You may ridicule this analogy. The majority of social anthropologists might be reluctant to define themselves as technicians, positivist or Popperian. Why then do we still use the positivist’s language as we go about our work? It is a web from which we should free ourselves. Too often, postgraduates are asked ‘What hypotheses are you testing?’ This is the kiss of death. Yet it is printed in research grant application forms, which postgraduates and we have to address. We continue to collude in the use of the word ‘training’, which reduces our research to a set of techniques. It sets the theoretical agenda. We react rather than initiate. Why do we not ask of others, ‘Why do you bother with hypotheses?’ Hypotheses limit the scope of knowledge. We know our research thrives on what we cannot begin to hypothesize. Agar has responded with ‘the funnel method’. 17 This is an inappropriately mechanical metaphor for the creative experience of research.

Anthropologists still struggle defensively with the positivistic ideal of the objective observer, when our unique approach calls for a confrontation with self-awareness. Here reflexivity has magnificent potential in fieldwork practice away from the desk or laboratory bench. A limited science regards the interests of an ego with personal and cultural history as potentially contaminating. We should see it instead as contributing to the meaning of scientific practice. 18 Participant observation could be pondered, interpreted and explained. We hesitate to explore how it works, because we are intimidated by the phantom of detachment.

Let us examine the tradition that too often gives us the exact and natural sciences to mimic. Granted that we are still unflustered by any quantification ideal, the metaphor of precise measurement still leaks into our fictive hypotheses. Again, the practitioners whom we are supposed to imitate do not act in the way we imagine. A leading mathematician was asked how he went about solving difficult problems. His answer? Think vaguely. Would we dare write that in a research proposal?

The positivist precision is only one form, for we and those in the humanities also have precise standards. Today we appreciate the metaphorical and narrative style of Malinowski. It was only incidentally learned that part of that productive process came from reading Conrad and from a self-confessed ‘shameful’ obsession with novels in the field.
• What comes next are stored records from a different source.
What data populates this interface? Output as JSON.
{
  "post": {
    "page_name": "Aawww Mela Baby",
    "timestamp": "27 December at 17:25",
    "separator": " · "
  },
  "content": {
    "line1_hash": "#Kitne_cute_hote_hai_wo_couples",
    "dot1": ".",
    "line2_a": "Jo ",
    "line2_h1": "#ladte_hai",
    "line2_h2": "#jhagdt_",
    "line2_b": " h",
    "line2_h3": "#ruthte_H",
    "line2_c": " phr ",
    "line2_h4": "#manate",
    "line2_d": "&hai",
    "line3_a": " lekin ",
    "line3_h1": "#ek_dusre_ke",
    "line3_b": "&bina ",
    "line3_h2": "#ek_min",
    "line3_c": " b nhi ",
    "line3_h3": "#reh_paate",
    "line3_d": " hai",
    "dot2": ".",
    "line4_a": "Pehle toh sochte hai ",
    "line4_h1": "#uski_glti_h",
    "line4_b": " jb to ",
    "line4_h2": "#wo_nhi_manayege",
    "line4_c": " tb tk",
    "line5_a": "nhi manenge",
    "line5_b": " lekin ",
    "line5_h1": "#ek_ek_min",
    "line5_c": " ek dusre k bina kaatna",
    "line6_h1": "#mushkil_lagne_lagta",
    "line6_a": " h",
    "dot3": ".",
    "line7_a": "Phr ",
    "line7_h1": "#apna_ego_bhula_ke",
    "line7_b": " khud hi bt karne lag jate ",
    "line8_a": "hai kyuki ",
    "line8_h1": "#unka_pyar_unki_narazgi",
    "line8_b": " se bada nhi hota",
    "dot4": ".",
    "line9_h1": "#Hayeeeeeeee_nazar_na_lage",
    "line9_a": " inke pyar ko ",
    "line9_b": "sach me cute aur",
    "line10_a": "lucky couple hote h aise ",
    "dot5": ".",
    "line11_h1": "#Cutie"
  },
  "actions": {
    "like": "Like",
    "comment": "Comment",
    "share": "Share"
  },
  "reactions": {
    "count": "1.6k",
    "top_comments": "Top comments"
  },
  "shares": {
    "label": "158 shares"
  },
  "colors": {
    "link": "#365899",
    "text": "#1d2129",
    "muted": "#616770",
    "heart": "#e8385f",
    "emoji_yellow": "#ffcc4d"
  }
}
We have rejected Malinowski’s scientific theory of basic needs, meanwhile the ungeneralized anecdotes leave us knowledge. Science, in contrast, defines the anecdotal as pejorative.

A final characteristic of scientific explanation is that it is causal and subsumes individual cases under assumed general laws of nature; something Evans-Pritchard so severely contested. By contrast, a Marxist such as Maurice Godelier would sympathize and, were he here, would probably support the motion. But the Godeliers among you should recognize that in doing so, you are also voting with and for scientism. For a few, this would be no dilemma. A contributor to Critique of Anthropology has called for the end of fieldwork. 19 Once freed from what he called this ‘straitjacket’, the discipline could become truly ‘scientific’. Thus the detachment of the observer from human contamination is accomplished at the expense of knowledge and in the name of science. For a more convincing Marxist anthropology, I would suggest the word scientific be replaced by materialist.

To conclude, we have been bewitched, bothered and bewildered by a limited definition of science, even within its Western history. Until we can redefine and extend the meaning of science, we should vote for anthropology as knowledge, global and unconfined.